3rd January, 2003
Ministry of Law & Justice  


The President has given his assent to the Companies (Amendment) Bill, 2002, the Cable Television Networks (Amendment) Bill, 2002, the Transfer of Property (Amendment) Bill, 2002 and the Indian Evidence (Amendment) Bill, 2002. With this, these four Bills, passed during the Winter Session of Parliament ending December 20, 2002, have been notified in the Gazette of India as Act Nos. 1,2,3 and 4 respectively of the year 2003.

The Companies (Amendment) Act, 2003, which seeks to amend the Companies Act, 1956, provides for a new, modern, efficient and time bound Insolvency Law to provide for both rehabilitation and winding up of sick companies within a timeframe of a maximum of two years as against the existing system taking about 18 to 26 years. It envisages setting up of a National Company Law Tribunal with several Benches to be notified by the Government all over the country, appeal from its judgement before the National Company Law Appellate Tribunal, taking over the jurisdiction of High Courts in the matters of liquidation of sick companies, abrogation of Company Law Board, repealing of the Sick Industries (Special Provisions) Act, 1985 and dismantling of BIFR created thereunder, creation of a corpus to be known as Rehabilitation Fund for taking care of the workers of sick companies and their investors as per the global standards in keeping with the norms of globalization of Indian economy under the World Trade Organisation regime. The Government will implement this Act from a date to be notified by the Department of Company Affairs in stages.

The Cable Television Networks (Amendment) Act, 2003, which seeks to amend the Cable Television Networks (Regulation) Act, 1995, provides for empowering the Government with installation of affordable systems for viewing pay channels of television programmes through notification in a phased manner, free-to-air channels in the areas thus notified, to be continued in the existing receiver sets without having to go through the addressable systems, without requiring the subscribers to change the receiving set irrespective of the channels that they wish to receive and providing freedom of choice to subscribers to view the channels from amongst those offered by the cable service providers, flexibility for adoption of technological advancement and upgradation in the addressable systems with a provision for the Bureau of Indian Standards to lay down technical standards and performance parameters of the systems, with the authority of the Government to prescribe, from time to time, the maximum amount to be paid by the subscriber to the cable service provider for the basic service tier consisting of the bouquets of notified free-to-air channels and to determine the number of channels to be included in this tier and the maximum cost for the same in different States, cities and areas of the country, from time to time. The Government acquires effective power to enforce the amendments, violations of which would constitute a cognizable offence. The amendments are intended to enable the Government to protect the interest of the consumers and save them from predatory exploitation by cable service providers. The Act will come into force from a date to be notified by the Government in the Ministry of Information & Broadcasting.

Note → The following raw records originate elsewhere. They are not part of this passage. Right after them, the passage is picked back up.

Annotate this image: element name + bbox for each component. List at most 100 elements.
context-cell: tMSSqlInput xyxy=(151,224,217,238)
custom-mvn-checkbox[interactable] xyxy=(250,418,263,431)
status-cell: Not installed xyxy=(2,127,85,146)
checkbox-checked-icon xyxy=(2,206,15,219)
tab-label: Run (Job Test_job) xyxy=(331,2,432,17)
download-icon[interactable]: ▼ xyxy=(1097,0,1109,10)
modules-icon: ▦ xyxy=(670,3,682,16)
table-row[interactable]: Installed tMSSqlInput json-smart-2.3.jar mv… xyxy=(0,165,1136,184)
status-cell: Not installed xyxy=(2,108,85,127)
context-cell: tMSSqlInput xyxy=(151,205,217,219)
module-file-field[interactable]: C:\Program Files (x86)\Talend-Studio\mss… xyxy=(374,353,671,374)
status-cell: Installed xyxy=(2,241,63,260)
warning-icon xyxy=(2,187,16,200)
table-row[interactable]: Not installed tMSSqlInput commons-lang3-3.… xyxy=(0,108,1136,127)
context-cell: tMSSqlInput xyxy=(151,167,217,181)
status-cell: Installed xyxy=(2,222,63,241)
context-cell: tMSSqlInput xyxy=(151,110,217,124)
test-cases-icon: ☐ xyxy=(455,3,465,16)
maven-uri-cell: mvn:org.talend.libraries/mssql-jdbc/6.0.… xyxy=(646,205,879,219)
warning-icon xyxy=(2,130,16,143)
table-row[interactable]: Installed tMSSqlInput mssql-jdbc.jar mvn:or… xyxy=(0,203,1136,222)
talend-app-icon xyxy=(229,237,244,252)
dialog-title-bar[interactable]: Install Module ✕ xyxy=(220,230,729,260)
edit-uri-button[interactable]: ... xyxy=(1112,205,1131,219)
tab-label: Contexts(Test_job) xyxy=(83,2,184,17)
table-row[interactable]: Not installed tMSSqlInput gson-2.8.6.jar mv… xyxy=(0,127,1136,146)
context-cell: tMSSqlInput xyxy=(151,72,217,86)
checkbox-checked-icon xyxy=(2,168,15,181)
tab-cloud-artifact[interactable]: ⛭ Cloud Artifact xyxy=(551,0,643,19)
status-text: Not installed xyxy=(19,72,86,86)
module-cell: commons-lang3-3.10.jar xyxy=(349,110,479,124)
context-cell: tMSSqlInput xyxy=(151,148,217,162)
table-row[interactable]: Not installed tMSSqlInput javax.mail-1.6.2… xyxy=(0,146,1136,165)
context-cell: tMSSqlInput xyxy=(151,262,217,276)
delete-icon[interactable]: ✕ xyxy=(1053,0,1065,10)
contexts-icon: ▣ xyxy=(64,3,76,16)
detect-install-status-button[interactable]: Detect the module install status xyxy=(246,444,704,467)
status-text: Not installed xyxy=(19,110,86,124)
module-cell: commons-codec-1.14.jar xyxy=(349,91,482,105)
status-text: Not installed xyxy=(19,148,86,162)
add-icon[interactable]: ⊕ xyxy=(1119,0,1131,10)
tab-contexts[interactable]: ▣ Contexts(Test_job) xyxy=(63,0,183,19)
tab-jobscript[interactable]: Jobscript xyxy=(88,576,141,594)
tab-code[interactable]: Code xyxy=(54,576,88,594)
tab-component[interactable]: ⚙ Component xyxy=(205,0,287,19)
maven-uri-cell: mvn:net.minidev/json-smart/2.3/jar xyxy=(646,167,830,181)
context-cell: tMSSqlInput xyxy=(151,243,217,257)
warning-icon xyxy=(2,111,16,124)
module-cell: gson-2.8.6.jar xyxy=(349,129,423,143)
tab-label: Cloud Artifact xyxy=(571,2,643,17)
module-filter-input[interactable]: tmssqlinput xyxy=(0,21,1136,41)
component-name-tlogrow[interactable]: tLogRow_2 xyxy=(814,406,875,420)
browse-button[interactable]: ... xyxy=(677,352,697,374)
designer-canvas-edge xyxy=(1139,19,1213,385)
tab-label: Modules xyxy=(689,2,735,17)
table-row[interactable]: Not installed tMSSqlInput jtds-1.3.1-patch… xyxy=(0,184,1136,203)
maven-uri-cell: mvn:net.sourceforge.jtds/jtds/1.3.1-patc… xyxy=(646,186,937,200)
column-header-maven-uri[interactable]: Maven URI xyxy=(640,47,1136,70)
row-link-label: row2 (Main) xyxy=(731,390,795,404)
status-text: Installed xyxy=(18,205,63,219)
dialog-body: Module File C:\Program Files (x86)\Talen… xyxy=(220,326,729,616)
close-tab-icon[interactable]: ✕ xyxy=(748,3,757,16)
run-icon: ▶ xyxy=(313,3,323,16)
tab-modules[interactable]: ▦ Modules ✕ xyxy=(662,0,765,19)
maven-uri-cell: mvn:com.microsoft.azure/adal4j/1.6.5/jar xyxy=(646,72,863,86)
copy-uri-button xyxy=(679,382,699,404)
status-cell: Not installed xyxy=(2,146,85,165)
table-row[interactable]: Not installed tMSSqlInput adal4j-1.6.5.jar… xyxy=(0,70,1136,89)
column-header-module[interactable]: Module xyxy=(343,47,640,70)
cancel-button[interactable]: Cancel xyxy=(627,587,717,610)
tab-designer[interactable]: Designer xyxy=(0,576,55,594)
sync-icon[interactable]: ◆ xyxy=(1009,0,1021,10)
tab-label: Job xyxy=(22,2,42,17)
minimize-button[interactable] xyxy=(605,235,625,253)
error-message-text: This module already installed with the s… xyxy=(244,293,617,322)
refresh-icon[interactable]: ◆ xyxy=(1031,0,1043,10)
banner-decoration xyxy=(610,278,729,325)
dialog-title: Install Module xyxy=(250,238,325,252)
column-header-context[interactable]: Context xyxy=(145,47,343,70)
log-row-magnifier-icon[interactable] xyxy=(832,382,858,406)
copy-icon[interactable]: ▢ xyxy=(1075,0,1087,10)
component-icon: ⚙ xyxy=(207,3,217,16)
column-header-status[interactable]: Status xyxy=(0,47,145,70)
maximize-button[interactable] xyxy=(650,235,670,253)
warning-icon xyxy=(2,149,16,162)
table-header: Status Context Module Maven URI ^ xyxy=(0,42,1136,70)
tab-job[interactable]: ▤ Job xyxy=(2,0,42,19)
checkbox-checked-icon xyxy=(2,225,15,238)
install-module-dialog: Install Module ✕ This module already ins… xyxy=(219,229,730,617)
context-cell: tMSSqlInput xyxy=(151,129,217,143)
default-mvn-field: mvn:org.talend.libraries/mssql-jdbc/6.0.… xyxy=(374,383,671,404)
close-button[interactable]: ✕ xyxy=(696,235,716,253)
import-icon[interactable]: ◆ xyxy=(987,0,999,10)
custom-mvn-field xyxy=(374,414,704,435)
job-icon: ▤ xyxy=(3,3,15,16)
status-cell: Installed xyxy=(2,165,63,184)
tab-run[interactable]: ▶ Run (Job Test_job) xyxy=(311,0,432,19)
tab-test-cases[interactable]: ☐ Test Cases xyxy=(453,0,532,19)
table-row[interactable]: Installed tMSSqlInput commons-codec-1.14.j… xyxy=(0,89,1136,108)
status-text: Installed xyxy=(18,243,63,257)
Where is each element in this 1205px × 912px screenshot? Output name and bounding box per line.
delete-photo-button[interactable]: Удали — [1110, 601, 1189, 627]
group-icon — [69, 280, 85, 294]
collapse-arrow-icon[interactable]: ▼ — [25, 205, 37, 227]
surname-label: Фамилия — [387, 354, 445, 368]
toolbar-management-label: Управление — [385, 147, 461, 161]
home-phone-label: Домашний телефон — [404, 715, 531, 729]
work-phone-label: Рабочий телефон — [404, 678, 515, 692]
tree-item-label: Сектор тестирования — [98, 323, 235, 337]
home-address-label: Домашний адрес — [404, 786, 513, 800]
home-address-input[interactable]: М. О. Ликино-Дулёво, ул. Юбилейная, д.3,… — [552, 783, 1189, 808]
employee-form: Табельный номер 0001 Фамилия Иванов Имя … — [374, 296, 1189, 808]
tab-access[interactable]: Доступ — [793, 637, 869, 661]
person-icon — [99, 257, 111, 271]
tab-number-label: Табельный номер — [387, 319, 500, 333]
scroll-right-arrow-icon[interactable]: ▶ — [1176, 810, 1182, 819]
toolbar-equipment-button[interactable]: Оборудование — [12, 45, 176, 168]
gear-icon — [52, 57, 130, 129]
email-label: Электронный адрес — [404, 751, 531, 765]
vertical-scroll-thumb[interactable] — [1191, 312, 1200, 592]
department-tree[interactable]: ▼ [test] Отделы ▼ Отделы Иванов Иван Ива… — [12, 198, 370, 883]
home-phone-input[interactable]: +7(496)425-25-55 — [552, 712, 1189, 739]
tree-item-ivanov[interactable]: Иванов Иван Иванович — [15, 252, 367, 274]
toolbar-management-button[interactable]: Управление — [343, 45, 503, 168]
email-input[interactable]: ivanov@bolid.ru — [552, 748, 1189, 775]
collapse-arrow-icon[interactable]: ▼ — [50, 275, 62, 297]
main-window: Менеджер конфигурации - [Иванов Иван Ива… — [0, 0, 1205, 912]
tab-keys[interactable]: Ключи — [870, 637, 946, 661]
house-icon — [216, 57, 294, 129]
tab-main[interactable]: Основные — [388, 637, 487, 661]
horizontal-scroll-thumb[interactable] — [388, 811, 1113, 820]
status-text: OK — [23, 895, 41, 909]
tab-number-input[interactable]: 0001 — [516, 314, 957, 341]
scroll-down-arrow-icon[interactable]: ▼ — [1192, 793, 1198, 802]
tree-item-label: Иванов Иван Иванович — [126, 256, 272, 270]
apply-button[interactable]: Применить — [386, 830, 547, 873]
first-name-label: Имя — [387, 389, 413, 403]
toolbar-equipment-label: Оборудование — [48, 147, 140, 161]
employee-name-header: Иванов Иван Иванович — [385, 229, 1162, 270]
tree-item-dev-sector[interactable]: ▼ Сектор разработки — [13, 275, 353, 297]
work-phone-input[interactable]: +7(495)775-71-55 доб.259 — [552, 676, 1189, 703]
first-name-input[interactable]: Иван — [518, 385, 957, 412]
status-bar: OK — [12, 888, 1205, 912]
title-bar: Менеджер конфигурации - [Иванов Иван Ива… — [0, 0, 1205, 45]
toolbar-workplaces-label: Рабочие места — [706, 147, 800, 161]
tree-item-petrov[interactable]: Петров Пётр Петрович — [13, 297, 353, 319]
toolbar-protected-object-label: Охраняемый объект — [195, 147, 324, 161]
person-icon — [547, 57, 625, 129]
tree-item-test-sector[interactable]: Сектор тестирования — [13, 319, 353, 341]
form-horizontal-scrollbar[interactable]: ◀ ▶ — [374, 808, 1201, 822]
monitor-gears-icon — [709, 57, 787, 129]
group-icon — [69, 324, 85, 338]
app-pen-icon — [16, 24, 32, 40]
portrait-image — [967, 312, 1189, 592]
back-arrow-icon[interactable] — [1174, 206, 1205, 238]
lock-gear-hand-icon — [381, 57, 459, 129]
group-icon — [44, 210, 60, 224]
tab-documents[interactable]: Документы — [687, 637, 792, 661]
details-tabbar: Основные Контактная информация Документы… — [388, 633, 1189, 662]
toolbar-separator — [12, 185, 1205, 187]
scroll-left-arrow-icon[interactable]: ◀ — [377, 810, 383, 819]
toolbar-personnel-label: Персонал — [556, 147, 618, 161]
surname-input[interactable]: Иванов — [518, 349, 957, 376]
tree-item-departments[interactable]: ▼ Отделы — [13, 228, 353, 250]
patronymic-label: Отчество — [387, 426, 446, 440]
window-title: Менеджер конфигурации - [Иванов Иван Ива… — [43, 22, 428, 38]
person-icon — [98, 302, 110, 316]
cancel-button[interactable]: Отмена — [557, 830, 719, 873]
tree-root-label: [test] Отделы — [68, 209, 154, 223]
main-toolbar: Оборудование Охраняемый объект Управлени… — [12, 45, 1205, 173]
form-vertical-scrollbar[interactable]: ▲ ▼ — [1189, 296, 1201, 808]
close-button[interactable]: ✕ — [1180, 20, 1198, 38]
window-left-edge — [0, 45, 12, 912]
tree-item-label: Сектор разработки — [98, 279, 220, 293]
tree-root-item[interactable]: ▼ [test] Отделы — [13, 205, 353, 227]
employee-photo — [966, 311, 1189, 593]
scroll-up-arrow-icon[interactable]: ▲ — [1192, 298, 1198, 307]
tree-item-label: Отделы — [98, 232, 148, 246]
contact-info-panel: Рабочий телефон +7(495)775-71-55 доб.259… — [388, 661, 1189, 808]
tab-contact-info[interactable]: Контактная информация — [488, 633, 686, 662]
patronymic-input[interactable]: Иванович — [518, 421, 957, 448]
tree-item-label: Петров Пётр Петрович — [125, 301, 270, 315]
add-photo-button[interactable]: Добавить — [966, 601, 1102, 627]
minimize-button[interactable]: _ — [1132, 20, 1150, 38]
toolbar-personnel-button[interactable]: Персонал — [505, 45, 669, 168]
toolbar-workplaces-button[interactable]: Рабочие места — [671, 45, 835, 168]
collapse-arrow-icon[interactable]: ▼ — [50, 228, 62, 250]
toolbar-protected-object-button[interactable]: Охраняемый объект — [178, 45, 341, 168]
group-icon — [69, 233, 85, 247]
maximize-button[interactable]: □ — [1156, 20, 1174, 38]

The Transfer of Property (Amendment) Act, 2003, which seeks to amend the Transfer of Property Act, 1882, provides that the period of notice regarding transfer of property shall commence from the date of its receipt and the amendment will apply to the pending suits or proceedrings and notices issued before the commencement of this amendment. It is intended to remove doubts and confusions under Section 106 of the Transfer of Property Act. This is also designed to help the courts expedite disposal of cases relating to transfer of property. The amendment follows the Supreme Court judgement in Mangilal Vs. Sugan Chand AIR, 1965 SC 101, 104 and the recommendations of the Law Commission of India. It has come into force with immediate effect.

The Indian Evidence (Amendment) Act, 2003, which seeks to amend the Indian Evidence Act, 1872, provides for deletion of clause 4 of Section 155 by specifically providing in Section 146 that in a prosecution for rape or attempt to commit rape, it will not be possible to put questions in the cross examination of the prosecutrix as to her general immoral character. This follows the recommendations of the Law Commission of India and the National Commission for Women. It has been observed that the defence counsels usually refer to prior sexual conduct of the complainant in their pleadings for demolishing her testimony that she did not consent, thus tarnishing the reputation and chances of marriage of the complainant. This women friendly amendment is intended to protect the individual honour and dignity of woman from being tarnished in the courts of law during the trial of rape or attempted rape cases. This amendment has come into force with immediate effect.